Healthcare cybersecurity incidents are expensive, researchers noted. Remediation and technical support activities (i.e., forensic investigations, incident response activities, help desk and customer service operations) often have the highest costs, with approximately $1 million going to such activities.
Disruption to normal operations because of system availability problems was the second costliest area, accounting for $959,688.
Researchers also noted that high-performing healthcare organizations are better able to defend against cybersecurity attacks. These are respondents who rated their organizations’ effectiveness in mitigating risks, vulnerabilities and attacks against their organizations as very high (nine or higher on a scale of one to 10).
High-performing organizations are more likely to have an incident response plan and a strategy for the security of medical devices in place. These entities are also better at increasing employee awareness about cybersecurity risks and have the technologies and in-house expertise “to prevent the loss or exposure of patient data, DDoS attacks and other attacks that evade their IPS and AV solutions.”
High-performing organizations are also more likely to have a CISO or equivalent position in place.
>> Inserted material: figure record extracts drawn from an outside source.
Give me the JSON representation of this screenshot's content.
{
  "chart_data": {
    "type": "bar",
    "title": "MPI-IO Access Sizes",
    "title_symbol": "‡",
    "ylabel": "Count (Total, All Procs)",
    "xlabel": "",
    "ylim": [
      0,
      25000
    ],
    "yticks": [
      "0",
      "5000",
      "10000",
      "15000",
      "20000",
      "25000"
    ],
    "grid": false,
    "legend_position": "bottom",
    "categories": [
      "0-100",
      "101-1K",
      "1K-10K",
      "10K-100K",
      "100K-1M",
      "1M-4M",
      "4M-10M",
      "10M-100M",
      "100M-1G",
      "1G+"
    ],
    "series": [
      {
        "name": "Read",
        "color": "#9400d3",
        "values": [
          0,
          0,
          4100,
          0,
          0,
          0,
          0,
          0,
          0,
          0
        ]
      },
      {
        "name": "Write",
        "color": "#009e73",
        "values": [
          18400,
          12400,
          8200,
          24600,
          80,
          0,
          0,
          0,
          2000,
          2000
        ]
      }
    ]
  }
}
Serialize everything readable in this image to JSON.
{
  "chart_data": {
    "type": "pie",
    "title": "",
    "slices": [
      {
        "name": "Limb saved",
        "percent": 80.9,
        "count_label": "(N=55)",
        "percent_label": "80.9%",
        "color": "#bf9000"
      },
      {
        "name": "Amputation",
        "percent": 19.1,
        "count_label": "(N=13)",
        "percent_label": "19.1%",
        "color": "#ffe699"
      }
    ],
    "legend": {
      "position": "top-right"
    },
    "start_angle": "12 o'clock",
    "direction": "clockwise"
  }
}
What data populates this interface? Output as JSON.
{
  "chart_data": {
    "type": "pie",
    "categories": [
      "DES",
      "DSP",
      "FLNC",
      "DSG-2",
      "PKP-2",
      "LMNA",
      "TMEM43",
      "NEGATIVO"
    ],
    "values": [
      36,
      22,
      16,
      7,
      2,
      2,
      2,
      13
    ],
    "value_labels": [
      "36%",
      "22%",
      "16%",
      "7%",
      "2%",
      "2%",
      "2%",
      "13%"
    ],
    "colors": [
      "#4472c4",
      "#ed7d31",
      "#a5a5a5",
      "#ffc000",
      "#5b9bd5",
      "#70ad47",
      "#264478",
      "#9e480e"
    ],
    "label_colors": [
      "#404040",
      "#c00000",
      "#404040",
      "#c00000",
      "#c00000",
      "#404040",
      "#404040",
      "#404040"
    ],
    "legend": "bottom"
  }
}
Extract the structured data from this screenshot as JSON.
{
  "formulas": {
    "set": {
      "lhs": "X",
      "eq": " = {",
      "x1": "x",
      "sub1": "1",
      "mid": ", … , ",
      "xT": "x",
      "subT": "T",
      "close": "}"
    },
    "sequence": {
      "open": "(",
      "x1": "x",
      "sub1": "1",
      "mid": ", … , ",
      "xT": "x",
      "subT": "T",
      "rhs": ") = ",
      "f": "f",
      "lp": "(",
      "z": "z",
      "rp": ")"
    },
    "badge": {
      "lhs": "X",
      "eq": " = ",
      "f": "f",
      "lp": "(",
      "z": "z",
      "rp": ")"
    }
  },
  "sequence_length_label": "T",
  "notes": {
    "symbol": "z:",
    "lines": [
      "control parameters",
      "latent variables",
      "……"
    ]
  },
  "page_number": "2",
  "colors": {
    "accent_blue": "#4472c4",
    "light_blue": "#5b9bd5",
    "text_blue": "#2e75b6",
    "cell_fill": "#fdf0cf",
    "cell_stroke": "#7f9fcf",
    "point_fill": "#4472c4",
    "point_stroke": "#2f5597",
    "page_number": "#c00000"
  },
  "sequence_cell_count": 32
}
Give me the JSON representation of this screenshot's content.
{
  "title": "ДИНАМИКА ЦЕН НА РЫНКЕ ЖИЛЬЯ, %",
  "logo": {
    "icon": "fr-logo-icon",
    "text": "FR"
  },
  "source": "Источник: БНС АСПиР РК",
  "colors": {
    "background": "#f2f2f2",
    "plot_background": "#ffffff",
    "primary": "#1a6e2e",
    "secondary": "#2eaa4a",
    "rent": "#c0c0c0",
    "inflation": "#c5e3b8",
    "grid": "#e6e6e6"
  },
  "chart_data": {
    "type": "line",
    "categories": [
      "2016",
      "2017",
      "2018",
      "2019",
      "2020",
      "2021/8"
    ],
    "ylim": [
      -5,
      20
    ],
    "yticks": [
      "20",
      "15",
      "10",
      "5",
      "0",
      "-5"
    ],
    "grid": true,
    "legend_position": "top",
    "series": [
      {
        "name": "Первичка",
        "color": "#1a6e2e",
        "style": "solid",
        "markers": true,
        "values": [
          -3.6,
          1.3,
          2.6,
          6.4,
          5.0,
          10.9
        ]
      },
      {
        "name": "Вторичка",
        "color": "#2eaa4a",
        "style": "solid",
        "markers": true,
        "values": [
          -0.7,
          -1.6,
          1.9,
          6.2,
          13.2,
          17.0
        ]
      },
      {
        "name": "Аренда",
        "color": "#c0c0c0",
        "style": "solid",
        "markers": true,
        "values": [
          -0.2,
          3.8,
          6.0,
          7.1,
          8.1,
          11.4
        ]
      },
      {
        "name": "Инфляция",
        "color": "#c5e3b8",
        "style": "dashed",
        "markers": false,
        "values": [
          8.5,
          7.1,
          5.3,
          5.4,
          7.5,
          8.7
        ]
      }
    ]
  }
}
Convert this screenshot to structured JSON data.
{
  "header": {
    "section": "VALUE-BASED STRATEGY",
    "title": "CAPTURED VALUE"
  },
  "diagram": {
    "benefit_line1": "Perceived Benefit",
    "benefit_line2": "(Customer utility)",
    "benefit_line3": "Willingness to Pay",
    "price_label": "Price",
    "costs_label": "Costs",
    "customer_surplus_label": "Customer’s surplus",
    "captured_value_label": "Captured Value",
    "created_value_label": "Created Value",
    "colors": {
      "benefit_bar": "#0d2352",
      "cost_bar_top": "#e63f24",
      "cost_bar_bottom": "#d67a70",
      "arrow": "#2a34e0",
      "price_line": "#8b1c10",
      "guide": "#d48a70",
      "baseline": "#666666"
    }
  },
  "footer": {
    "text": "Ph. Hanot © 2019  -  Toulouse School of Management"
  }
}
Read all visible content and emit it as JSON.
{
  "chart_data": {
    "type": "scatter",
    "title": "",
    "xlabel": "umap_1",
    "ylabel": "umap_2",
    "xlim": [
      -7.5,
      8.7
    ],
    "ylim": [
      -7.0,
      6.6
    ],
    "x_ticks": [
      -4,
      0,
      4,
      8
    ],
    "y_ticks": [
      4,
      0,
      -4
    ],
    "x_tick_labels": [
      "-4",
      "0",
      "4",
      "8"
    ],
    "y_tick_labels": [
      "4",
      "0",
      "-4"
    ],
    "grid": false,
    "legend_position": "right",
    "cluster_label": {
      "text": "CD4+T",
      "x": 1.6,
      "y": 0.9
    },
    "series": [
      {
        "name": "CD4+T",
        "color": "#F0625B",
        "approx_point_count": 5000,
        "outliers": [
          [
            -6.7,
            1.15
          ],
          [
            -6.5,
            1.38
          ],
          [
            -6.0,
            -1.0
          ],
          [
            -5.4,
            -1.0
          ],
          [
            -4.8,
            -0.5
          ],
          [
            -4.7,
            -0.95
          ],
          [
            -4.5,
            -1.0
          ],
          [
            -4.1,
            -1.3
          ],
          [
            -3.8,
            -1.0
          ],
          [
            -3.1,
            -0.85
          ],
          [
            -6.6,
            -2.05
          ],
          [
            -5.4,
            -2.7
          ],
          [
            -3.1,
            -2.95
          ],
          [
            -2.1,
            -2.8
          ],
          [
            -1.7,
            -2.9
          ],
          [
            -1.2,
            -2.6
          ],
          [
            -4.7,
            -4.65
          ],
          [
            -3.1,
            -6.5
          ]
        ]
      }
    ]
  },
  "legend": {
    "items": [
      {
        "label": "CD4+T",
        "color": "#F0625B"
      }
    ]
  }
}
Healthcare cybersecurity threats are only going to continue to grow more sophisticated and impact covered entities. Organizations should ensure they are taking the time to hire the right cybersecurity and IT staff, and are regularly training those individuals.
Investing in appropriate technologies, including but not limited to data encryption, identity management and authentication, intrusion detection and prevention systems, and anti-virus/anti-malware will also be essential for cybersecurity attack prevention.